The remainder of the half is played out in the same torrid conditions. Ghostly trees sway beyond the faded grass banks. A dulled blue collection of Numazu fans behind the goal valiantly support the team despite being battered by the wind and the rain.
Azul Claro head in at half-time with a 1-0 lead, and the second half continues to entertain with great chances for both teams.
And as the weather slowly begins to clear, the goalkeepers start to shine. Both Numazu’s Ayumi Niekawa and Sagamihara’s Yudai Tanaka pull off spectacular stops from long-distance screamers, powerful headers and snatched penalty area shots.
But Numazu hold on for the victory, with Niekawa picking up the man of the match award in what turned into an entertaining and equal contest amid challenging conditions.
A familiar feeling
Numazu’s players celebrate with a dance in front of the fans who put up with the weather in good spirits.

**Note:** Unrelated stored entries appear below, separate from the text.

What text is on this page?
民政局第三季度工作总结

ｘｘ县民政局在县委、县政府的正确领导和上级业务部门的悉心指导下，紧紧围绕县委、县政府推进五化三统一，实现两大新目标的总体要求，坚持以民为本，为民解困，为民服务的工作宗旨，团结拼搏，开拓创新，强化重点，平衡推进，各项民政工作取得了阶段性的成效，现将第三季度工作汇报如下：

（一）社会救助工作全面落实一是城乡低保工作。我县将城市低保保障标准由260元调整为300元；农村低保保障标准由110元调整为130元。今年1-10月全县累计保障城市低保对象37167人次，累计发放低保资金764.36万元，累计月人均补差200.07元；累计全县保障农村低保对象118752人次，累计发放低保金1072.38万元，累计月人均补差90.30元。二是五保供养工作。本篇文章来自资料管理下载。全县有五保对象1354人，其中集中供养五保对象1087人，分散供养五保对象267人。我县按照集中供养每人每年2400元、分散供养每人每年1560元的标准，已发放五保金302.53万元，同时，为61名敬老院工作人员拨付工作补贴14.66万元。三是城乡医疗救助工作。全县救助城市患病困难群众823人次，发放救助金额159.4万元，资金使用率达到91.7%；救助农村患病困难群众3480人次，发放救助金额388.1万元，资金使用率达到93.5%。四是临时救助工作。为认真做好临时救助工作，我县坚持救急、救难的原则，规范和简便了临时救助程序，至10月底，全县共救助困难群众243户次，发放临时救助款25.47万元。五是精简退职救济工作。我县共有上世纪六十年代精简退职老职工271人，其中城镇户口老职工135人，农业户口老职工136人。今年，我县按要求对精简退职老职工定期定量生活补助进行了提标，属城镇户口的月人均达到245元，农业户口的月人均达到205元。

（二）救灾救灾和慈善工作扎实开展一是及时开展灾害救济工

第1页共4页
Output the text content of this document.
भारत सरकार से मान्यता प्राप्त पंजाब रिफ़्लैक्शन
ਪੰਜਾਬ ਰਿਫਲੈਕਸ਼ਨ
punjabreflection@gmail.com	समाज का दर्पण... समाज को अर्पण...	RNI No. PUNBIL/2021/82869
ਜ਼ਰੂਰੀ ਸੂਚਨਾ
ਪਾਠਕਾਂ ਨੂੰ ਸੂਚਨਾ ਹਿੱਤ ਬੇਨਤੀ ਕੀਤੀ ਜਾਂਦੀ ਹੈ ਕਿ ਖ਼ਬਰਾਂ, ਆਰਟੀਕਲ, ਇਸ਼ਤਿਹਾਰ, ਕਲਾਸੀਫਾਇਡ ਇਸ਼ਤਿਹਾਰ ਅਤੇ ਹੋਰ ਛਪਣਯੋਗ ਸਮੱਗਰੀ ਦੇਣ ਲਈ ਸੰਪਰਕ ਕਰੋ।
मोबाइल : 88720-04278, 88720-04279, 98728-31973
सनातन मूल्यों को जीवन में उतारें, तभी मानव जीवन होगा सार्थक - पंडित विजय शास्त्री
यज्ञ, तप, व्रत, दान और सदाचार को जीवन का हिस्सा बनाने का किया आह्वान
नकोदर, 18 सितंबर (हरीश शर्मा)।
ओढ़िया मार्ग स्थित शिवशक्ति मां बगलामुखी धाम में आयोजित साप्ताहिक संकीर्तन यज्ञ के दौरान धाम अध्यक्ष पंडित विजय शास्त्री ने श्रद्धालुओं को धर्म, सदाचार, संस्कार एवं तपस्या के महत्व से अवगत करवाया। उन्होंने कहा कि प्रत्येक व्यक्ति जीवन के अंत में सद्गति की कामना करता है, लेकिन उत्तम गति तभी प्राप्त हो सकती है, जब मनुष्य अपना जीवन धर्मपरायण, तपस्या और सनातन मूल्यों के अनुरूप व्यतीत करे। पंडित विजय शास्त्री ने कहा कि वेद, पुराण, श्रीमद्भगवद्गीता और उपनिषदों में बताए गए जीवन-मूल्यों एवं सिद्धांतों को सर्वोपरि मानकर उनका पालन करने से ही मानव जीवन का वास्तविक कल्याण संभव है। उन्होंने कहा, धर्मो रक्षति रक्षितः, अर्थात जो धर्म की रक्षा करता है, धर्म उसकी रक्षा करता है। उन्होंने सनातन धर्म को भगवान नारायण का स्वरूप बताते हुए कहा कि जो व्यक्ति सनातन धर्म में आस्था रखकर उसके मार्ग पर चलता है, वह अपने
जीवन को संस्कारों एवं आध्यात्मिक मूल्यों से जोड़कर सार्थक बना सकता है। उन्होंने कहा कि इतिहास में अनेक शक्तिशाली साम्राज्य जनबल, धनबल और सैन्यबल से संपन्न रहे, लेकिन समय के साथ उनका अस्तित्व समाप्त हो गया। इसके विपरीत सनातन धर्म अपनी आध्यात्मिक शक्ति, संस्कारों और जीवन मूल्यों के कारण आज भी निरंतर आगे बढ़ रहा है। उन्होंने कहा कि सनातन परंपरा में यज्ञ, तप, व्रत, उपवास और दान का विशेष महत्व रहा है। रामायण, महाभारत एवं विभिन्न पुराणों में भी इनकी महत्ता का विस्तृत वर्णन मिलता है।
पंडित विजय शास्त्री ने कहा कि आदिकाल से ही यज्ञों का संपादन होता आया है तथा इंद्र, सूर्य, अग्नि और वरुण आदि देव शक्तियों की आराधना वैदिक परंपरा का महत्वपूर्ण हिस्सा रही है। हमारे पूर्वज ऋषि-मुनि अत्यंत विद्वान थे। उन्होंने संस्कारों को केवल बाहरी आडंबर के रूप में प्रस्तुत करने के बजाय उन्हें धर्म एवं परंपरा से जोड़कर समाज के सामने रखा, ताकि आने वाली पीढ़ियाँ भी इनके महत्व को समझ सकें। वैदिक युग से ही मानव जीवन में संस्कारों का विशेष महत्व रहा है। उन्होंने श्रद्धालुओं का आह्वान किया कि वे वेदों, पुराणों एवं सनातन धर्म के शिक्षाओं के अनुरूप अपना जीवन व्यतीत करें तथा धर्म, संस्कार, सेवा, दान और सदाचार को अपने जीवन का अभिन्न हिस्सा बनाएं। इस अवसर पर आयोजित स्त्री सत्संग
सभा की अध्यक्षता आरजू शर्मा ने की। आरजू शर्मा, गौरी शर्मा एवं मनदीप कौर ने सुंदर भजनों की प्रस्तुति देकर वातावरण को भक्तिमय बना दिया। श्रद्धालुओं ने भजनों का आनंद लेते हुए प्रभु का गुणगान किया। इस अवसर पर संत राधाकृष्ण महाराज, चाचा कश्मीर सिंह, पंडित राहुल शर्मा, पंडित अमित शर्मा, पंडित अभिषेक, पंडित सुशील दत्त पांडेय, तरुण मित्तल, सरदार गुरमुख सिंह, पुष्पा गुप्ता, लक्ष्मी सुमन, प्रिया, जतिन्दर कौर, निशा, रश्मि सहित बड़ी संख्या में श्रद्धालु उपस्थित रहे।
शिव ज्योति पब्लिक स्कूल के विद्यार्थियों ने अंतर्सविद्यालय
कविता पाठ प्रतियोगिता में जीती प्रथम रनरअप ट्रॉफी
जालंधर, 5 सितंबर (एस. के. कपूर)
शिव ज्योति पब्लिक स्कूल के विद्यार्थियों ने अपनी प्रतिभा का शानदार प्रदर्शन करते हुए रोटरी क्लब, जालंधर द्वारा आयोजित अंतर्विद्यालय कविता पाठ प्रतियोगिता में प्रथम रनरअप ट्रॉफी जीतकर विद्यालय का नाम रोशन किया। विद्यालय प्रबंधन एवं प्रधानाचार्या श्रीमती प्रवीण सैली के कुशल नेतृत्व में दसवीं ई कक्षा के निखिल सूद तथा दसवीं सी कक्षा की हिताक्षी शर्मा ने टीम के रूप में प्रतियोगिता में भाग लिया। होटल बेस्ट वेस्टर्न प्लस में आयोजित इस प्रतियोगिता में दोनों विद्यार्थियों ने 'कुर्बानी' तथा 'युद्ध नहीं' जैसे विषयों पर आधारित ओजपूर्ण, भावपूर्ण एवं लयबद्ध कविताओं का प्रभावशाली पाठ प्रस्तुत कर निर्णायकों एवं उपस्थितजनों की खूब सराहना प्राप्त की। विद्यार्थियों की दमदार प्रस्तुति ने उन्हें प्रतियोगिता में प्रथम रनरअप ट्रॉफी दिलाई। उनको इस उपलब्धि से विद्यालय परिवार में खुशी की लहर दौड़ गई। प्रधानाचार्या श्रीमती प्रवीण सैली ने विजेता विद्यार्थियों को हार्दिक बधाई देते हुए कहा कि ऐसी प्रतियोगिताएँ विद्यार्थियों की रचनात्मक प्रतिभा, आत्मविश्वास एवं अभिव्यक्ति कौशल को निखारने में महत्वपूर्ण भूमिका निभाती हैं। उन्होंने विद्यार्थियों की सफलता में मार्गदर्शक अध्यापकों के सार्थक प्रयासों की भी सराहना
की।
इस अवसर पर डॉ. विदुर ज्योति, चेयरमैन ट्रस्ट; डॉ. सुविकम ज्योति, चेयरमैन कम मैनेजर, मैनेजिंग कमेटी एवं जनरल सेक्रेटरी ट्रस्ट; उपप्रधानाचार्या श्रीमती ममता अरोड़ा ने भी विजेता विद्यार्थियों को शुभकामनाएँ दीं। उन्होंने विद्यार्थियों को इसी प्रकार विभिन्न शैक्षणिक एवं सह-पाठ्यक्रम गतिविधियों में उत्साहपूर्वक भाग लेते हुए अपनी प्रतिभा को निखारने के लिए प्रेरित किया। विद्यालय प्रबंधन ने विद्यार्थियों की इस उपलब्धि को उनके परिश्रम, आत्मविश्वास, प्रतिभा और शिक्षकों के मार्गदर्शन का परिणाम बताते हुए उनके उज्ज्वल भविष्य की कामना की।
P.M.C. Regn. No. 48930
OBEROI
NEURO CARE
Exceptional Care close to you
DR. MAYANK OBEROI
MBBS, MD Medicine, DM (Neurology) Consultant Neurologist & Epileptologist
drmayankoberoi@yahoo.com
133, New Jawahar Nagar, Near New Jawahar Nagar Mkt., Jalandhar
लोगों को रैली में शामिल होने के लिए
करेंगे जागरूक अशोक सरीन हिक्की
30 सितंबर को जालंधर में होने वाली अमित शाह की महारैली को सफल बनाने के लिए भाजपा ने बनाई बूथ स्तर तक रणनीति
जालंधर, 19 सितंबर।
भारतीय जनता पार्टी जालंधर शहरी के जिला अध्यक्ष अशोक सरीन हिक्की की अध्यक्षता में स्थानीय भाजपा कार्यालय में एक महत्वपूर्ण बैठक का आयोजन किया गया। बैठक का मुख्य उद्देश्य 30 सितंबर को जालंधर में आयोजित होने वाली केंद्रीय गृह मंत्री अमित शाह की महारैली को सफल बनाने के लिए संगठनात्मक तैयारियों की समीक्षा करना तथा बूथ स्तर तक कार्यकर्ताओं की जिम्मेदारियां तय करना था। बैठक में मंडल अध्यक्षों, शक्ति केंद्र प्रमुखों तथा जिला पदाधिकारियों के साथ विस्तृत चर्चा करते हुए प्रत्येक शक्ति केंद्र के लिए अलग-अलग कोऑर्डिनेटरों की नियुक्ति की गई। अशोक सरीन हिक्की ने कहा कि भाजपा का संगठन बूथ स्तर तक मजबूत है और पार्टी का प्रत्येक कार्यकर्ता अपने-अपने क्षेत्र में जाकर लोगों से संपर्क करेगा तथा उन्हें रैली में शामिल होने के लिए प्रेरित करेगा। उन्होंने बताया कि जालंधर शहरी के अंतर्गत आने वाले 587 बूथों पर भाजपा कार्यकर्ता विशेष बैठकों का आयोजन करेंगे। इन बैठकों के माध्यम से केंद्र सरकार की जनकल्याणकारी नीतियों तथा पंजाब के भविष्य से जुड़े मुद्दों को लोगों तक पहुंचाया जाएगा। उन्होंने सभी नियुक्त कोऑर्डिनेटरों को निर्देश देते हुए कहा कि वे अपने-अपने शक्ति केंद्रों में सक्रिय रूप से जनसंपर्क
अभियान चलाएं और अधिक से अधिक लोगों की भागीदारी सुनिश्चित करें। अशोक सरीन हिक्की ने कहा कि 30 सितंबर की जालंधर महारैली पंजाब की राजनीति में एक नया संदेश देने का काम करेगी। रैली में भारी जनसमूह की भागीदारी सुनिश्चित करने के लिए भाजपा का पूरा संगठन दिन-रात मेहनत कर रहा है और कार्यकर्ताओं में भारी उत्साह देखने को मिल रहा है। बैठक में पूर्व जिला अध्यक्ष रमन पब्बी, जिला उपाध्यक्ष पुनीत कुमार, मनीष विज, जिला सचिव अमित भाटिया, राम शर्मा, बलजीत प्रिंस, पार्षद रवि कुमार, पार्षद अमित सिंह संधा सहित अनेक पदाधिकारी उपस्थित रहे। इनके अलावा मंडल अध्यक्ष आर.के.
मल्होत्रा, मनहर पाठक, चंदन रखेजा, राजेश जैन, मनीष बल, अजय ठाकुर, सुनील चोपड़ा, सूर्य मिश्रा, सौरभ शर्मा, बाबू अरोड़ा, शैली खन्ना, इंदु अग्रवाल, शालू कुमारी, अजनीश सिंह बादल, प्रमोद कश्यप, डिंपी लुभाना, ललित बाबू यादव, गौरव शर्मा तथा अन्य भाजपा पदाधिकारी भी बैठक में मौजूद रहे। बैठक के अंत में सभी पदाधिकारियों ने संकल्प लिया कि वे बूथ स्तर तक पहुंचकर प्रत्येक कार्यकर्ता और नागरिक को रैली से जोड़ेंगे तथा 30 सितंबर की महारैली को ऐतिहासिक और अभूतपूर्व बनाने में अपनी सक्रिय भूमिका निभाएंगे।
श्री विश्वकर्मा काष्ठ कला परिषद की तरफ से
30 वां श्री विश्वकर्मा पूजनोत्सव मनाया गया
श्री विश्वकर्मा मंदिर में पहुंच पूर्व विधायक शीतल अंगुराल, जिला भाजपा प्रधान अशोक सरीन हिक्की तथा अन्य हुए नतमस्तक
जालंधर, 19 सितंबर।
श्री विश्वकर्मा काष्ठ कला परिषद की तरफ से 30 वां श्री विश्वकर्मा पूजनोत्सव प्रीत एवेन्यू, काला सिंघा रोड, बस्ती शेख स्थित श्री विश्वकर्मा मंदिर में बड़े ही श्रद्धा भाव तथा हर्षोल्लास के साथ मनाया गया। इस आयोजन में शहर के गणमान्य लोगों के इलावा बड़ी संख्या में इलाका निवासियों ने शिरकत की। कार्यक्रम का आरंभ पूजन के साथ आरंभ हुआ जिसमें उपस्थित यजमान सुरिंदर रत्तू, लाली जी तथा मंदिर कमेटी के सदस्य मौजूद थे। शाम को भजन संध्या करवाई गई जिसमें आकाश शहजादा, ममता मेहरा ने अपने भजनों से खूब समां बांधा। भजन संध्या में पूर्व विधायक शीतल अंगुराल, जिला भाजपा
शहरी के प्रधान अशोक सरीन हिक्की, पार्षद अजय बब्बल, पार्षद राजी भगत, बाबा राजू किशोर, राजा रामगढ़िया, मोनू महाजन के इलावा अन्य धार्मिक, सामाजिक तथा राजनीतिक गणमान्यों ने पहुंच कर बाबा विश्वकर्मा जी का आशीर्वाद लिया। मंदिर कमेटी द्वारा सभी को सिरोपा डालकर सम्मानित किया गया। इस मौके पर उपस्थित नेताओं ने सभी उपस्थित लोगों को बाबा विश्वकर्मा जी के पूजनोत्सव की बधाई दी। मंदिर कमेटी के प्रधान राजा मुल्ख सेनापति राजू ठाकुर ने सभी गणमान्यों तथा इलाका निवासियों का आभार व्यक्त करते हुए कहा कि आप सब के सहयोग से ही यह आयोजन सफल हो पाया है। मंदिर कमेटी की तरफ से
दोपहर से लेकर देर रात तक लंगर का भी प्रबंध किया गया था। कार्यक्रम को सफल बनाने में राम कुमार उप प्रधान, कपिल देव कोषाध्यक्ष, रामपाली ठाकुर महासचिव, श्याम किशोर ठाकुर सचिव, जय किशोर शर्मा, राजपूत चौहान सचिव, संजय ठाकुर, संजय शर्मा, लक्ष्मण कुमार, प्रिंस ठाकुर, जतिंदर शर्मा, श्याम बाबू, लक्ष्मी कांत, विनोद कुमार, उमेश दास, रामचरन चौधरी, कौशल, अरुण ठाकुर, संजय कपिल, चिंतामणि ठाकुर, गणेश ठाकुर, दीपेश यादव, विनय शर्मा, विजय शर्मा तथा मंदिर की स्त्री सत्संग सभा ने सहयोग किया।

It’s nice to see them enjoying the moment.
The SC Sagamihara fans, too, deserve a mention for their unwavering support on a day where they could very easily have travelled back to Kanagawa with three points. They still seem relatively cheerful at full time, buoyed more by the performance than the result.
I, too, have enjoyed the experience, despite having to sit on a wet seat while effectively wearing a plastic bag over my head.
There always seems to be such a close connection between the players and the supporters at clubs of this size playing at this level. It’s a social gathering for groups of friends and families. It’s clear how much the children enjoy the experience, getting involved with the chants and pointing out their favourite players.
It all takes me back to my introduction to football at Plymouth Argyle with my late dad. And on this day in particular, it reminds me of my very first game at Home Park.
The conditions were almost identical on that Saturday. It was January 11th, 1997. Constant rain and a heavy fog that rolled in off the sea. It covered the stands, hovered over the pitch. A nothing game between two struggling teams in Division Two. Until stoppage time. A shadowy penalty area kerfuffle. The net billows. It’s Plymouth Argyle 1 Crewe Alexandra 0. I’m cold. Drenched by the rain. But I’m hooked.
Hopefully today’s match sparked the same passion for the game among the young fans in attendance.
A dull grey day that leads to a light blue future of support for Azul Claro Numazu.